Presentamos una muestra del poeta Daniel Miranda Terrés nació en 1988 en Ciudad Nezahualcóyotl, Estado de México. Estudió Creación Literaria en el Instituto Nacional de Bellas Artes. Ha escrito tres libros: Pan: el dios del miedo (Premio Nacional de Poesía Clemencia Isaura 2015); Anatomía del fracaso (Premio Nacional de Poesía Bartolomé Delgado de León 2015); y El libro de la enfermedad (Premio Internacional de Poesía Ramón Iván Suárez Caamal 2016).

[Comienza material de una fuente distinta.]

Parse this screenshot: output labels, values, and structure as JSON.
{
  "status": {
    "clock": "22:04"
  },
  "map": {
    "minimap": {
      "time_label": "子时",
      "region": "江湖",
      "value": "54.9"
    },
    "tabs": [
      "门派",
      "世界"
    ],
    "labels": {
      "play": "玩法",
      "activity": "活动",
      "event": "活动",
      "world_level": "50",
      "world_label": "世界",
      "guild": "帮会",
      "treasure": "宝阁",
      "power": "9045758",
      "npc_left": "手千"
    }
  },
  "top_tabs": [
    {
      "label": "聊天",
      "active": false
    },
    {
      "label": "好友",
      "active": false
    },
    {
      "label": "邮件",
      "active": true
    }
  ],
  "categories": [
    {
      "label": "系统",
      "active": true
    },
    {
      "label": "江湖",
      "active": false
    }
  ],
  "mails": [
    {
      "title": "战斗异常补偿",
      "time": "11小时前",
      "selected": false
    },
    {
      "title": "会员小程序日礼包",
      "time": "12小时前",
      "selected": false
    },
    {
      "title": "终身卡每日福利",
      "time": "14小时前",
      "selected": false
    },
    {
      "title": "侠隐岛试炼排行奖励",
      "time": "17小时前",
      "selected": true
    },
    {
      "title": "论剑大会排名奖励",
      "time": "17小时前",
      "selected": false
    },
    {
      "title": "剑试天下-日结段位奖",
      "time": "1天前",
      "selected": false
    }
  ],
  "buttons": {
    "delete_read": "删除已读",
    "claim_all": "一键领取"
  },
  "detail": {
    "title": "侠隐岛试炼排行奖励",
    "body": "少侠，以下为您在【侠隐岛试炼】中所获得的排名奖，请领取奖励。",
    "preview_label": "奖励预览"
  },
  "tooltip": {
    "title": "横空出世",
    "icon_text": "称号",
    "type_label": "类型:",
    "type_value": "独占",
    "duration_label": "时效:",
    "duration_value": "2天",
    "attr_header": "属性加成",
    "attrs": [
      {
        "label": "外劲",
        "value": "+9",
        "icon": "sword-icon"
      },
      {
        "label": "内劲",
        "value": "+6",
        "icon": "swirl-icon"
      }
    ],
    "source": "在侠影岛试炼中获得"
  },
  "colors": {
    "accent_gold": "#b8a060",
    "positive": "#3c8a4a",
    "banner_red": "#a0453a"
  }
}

De entre los animales que pueblan la franja del cielo,
tú naciste al amparo de un león,
animal que cuida de los astros
en los días de agosto.
Tú tienes sus agallas y su belleza:
sabes andar llanuras,
no temes al frío de las tormentas
ni a las cosas más lejanas.
Yo nací una mañana
con el cielo poblado de cangrejos;
jamás aprendí a ir hacia adelante,
a soñar sin pesadillas;
enfermé desde niño,
fui traído al mundo
en tiempos de cáncer.
La frecuencia de mi corazón
cambia por las noches.
Puedo sentir en el pecho
su marcha forzada,
su prisa por cumplir
con el resto de latidos
que le quedan.
Mi pulso se acelera
cuando la luz del día se ha ido:
me aterra sentir el filo de la noche
en la vena más ancha de mi cuello.
En la oscuridad de la casa
mi corazón se vuelve mar picado,
golpea por dentro con la fuerza de una ola.
Has tomado un paño para limpiar la casa,
te esfuerzas por no dejar restos
de otro día sobre la mesa.
La terca esperanza
de comenzar de nuevo
pese al crujir de huesos.
Pensar los futuros imposibles.
Los muebles limpios
para las visitas que no llegan.
Se ha hecho tarde.
El polvo tiene el color de la nieve,
es tan blanco
como si el tiempo nevara
y fuera el invierno de cada hora
lo que sacudes por las mañanas.
Ojalá pudiéramos oír sus pasos.
Algún golpe quedo
o que tropezara en la cocina.
El ruido de un cerillo
al encenderse,
el crujir de las ramas
tras la ventana.
Un murmullo en la penumbra.
Lo que fuera que nos hiciera saber
que Dios no es este silencio
que tanto nos perturba.
La enfermedad trabaja en silencio.
No escuchamos sus martillos,
no es golpe de remo en el agua.
Puede deshacernos el hígado
sin murmullo alguno.
La enfermedad es silenciosa sombra.
Es la oscuridad en la boca entreabierta
de los que duermen en los hospitales.
Los ojos de mi hermana Beatriz
se han tornado amarillos
como si fueran los de un lobo
que por dentro le devora las entrañas.
Beatriz es la más débil de todos,
sin razón alguna amanece enferma,
lleva su orina a los doctores;
atesora medicamentos.
Beatriz le teme a la radiación
y a los implantes,
dice que tiene mala sangre.
Sueña con flores amarillas
como sus ojos.
El olor a medicina de mi madre
nos despertaba en las mañanas.
Paseaba enferma junto a la luz del día.
Jamás pudo con sus dolores de cabeza,
los recuerdos le estallaban dentro;
la oíamos dolerse,
su frente era un madero
al que la enfermedad golpeaba con un hacha.
La casa siempre fue el hospital
al que nadie iba a visitarla,
el lugar donde perdían la esperanza
sus heladas manos.
No era el olor de su comida,
era el olor de sus medicinas el que había en casa.